La determinazione del governo di Doug Ford di falciare il numero dei consiglieri a poco più di un mese dalle elezioni, non è stata applaudita nè dall’opposizione, nè dai cittadini che giovedì e sabato hanno manifestato numerosi davanti a Queen’s Park, nè da sindaci, nè dai 25 deputati liberali federali e neppure da personalità politiche importanti nella storia del Canada.
«È sufficientemente chiaro che il governo è molto poco rispettoso nei confronti della legislatura e di questa Camera – ha detto adirata la leader dell’Ndp Andrea Horwath – stanno facendo giochi stupidi quando abbiamo bambini nelle nostre scuole che non possono bere l’acqua perché contiene piombo».
Il leader del Green Party Mike Schreiner ha detto di aver domandato al governo quanto costi ai contribuenti della provincia aver chiesto di lavorare per le sessioni speciali a tutti i legislatori, al loro personale e ai lavoratori di Queen’s Park ma di non aver ricevuto risposta. «Questo premier dice di essere stato eletto per far risparmiare denaro ai contribuenti – ha detto Schreiner – in realtà sta sprecando i soldi dei contribuenti con una frivola lotta politica contro la città di Toronto».

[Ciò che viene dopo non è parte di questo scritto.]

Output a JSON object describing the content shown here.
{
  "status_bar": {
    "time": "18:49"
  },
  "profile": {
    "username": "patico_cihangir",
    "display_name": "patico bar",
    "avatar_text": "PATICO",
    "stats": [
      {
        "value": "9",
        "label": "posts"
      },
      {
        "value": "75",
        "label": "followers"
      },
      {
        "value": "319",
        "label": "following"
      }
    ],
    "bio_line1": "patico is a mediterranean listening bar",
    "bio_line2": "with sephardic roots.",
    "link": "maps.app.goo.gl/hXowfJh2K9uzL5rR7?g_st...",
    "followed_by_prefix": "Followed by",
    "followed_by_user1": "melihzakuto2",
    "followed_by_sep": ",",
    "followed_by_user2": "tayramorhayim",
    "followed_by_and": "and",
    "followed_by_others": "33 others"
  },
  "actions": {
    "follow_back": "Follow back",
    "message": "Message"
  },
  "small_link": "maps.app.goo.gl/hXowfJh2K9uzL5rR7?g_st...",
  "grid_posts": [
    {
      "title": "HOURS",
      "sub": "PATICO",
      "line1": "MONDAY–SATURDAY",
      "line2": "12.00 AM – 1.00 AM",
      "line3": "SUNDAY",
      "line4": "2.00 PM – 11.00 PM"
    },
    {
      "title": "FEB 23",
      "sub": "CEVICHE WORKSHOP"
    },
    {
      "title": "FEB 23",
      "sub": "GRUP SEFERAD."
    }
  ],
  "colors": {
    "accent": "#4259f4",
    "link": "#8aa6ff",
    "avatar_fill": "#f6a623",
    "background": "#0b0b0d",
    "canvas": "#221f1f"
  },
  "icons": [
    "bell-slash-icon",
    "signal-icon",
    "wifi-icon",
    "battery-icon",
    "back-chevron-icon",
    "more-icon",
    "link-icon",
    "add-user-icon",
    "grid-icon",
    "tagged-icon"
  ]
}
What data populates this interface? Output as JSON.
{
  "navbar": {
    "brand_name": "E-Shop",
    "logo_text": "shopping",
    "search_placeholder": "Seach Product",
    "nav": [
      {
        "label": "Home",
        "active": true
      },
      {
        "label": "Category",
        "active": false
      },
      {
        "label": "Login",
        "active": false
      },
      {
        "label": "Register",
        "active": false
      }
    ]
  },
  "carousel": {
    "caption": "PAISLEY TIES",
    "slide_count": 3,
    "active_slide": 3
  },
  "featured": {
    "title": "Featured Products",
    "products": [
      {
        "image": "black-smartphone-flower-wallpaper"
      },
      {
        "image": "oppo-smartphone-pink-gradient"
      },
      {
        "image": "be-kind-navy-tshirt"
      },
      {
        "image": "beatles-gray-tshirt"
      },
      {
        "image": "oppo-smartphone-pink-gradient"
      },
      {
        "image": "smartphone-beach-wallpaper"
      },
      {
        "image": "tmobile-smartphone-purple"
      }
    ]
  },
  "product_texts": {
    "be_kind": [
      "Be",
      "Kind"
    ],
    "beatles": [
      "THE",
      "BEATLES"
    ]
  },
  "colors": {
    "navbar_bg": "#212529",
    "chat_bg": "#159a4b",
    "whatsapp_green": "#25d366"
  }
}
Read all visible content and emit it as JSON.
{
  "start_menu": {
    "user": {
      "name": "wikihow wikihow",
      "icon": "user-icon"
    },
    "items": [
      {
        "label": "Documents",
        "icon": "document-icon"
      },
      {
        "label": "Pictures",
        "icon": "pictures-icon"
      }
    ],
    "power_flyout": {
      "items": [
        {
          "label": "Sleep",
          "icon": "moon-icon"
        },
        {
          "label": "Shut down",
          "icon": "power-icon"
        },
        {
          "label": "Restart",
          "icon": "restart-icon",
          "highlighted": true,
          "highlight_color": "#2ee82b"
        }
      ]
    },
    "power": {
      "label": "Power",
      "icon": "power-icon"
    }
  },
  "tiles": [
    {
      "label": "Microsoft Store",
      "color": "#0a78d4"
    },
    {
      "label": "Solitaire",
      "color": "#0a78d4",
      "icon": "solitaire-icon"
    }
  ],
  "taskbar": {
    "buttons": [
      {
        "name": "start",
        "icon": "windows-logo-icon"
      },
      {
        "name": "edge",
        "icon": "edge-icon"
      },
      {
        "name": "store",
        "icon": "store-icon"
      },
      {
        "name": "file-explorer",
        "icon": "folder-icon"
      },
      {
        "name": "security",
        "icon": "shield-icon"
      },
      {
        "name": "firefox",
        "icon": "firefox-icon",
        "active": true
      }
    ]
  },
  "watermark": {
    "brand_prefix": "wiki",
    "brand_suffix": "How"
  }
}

Tre eminenti ex-politici – Jean Chretien, Roy Romanow e Roy McMurtry – che hanno negoziato l’inclusione della Notwithstanding Clause nella Carta dei diritti e delle libertà stanno condannando l’uso da parte del governo dell’Ontario della disposizione speciale per promuovere una legislazione che è stata giudicata incostituzionale dai tribunali.
L’ex primo ministro Jean Chretien, l’ex premier del Saskatchewan Roy Romanow e l’ex procuratore generale dell’Ontario Roy McMurtry hanno rilasciato una dichiarazione nella quale dicono che della clausola non bisognava farne questo uso. “La clausola era stata progettata per essere invocata dalle legislature in situazioni eccezionali e solo come ultima risorsa dopo un’attenta considerazione, non è stata concepita per essere utilizzata dai governi come comodità o come mezzo per aggirare il processo corretto – recita la dichiarazione congiunta – condanniamo le sue azioni e chiediamo a quelli nel suo gabinetto e caucus di non accettare quanto sta accadendo. La storia giudicherà il loro silenzio».